Gene didn't know how to save the lives of the three astronauts. He left that assignment to the experts. His role was to continue to clarify the goal, stress why success was the only alternative and inspire individuals to keep giving their best effort to solve the next problem.

 

One time when Gene Kranz was being updated on the newest life-threatening dilemma, he overhead a NASA director say, "This could be the worst disaster NASA has ever experienced." Mr. Kranz replied, "With all due respect, sir, I believe this is going to be our finest hour."

 

"It isn't equipment that wins the battles; it is the quality and the determination

of the people fighting for a cause in which they believe."

~ Gene Kranz ~

 

It's important to note that throughout this hero's journey, Gene Kranz focused on the behaviors of his team...not their beliefs. He never invested time or energy debating someone about whether a solution could be created or judging an individual for their doubts. He just kept challenging people to create and test new ideas for solving one problem at a time. As a result of his inspiration and influence, the brave men and women of NASA never gave up. The combination of their effort, expertise and prayers helped three astronauts return to their families after being lost in space for over 80 hours. Their "Nearly Impossible" Mission was accomplished, and the experience brought out the best in everyone.

 

What's Your "Nearly Impossible" Mission for 2020?

 

The world is dramatically different today than it was 50 years ago. The strategies and tactics used at Mission Control in 1970 won't help us win the war against an invisible virus, the shutdown of our economy and the fear, anxiety and panic created by this pandemic. Our strategies and tactics from three months ago won't help our organizations or families flourish this year either.

 

The COVID-19 crisis has created an enormous amount of pain, suffering and uncertainty for people of all ages. Leaders and parents must be extremely aware of the mental health of the people around them and be sincerely empathetic about how they're feeling. Today, more than ever, individuals need their leaders and parents to listen...really listen...to them without judgement or giving advice about why they shouldn't feel the way they're feeling.
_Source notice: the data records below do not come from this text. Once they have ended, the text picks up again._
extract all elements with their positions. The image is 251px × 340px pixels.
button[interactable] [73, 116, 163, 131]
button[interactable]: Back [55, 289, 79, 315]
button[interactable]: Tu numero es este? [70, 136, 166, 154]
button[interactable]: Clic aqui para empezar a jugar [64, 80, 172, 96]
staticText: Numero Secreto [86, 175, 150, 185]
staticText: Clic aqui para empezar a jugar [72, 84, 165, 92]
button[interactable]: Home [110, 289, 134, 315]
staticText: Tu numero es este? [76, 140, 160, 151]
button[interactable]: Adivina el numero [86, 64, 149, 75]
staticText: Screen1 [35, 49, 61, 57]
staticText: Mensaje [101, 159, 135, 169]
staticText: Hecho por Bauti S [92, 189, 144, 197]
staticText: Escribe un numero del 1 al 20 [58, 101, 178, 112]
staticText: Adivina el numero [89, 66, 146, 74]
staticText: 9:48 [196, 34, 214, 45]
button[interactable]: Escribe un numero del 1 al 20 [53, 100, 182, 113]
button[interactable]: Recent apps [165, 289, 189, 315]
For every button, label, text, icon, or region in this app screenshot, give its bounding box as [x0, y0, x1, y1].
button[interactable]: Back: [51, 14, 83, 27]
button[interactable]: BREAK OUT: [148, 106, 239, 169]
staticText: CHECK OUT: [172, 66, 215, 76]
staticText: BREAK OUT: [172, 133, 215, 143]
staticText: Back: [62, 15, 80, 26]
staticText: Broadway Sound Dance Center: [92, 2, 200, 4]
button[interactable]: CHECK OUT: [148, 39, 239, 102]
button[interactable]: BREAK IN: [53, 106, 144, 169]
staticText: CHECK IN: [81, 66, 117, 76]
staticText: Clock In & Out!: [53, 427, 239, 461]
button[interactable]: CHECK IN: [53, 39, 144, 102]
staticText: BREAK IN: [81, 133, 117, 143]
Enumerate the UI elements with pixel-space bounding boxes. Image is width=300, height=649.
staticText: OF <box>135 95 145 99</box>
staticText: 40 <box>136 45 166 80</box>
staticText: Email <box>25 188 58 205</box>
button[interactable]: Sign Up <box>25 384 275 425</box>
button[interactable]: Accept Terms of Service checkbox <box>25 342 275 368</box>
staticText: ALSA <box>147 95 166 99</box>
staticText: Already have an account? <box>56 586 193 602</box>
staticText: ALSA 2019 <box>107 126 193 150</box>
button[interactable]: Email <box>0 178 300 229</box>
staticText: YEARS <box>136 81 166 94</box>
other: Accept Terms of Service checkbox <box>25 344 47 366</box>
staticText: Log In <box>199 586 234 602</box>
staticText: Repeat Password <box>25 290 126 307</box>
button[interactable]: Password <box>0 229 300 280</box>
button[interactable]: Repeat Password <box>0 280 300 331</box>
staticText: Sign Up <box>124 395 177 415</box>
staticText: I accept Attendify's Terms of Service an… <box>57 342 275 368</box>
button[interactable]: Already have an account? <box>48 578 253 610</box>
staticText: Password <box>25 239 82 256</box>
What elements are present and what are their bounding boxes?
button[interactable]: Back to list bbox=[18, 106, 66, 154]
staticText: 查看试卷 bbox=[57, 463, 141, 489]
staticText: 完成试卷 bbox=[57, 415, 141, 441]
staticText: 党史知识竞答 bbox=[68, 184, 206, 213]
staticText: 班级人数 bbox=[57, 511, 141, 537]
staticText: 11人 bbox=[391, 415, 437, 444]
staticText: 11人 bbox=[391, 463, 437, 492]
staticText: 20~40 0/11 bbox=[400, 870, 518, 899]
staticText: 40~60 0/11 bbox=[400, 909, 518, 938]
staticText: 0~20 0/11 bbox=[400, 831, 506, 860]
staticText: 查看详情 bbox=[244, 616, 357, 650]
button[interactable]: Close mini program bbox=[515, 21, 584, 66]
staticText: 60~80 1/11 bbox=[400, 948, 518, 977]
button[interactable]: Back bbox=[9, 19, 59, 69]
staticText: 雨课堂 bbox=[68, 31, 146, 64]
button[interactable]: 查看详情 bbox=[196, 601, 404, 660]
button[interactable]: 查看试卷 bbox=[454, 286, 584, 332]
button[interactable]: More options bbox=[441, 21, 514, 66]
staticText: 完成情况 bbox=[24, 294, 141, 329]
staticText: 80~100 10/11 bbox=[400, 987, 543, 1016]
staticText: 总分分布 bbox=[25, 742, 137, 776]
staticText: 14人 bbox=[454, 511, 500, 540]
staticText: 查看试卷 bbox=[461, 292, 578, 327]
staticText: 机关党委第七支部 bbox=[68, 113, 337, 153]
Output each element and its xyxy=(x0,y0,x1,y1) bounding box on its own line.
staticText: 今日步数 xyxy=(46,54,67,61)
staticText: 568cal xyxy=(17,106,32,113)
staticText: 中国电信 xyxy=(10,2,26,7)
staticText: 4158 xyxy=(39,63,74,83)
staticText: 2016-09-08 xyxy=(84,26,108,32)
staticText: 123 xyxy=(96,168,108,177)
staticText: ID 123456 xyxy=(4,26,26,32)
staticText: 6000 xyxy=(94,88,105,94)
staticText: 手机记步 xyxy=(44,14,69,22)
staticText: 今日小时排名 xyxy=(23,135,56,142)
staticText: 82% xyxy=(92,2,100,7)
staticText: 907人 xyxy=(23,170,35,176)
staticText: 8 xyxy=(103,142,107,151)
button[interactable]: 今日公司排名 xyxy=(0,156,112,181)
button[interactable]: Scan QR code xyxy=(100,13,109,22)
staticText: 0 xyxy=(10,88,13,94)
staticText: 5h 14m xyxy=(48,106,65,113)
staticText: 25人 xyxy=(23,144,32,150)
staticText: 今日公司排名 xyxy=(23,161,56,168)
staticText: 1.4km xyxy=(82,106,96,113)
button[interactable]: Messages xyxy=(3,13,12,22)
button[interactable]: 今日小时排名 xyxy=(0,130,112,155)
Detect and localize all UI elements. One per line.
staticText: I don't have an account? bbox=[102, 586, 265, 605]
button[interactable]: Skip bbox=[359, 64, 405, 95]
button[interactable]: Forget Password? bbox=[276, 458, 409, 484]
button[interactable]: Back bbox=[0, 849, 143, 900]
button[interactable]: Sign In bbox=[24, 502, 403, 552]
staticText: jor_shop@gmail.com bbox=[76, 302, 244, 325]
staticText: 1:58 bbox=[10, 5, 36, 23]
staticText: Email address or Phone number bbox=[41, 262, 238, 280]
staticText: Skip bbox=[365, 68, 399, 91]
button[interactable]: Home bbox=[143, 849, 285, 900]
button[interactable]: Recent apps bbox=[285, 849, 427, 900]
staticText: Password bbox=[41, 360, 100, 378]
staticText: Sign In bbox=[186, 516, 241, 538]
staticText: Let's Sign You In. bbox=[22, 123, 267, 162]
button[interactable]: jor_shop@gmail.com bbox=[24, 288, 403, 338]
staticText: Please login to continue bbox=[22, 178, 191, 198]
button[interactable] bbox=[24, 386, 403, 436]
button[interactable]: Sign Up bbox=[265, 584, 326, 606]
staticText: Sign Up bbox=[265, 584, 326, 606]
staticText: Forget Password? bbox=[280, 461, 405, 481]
However, it's not healthy or helpful to let anyone feel hopeless during these dark days.

 

"Whether it's a virus or coming back from Apollo13 --- you have to have

a positive attitude and say...okay, we've got a problem.

Now how do we solve it?"

~ Jim Lovell ~

 

What if...as leaders in our workplaces, families and communities, we accepted the responsibility for creating a "Nearly Impossible" Worthy Mission and a "Failure is Not an Option" culture for the people we lead and love? What if...we rally our co-workers and families to create positive solutions for every problem we face this year? What if...we keep confidently communicating our belief that the people we work with, live with and serve will survive and thrive in 2020, because failure is not an option when it comes to their health and well-being?

 

I believe if we choose to accept this leadership challenge, a year from now, people will be saying we turned what could have been our greatest disaster into our finest hour, and we brought out the best in everyone around us.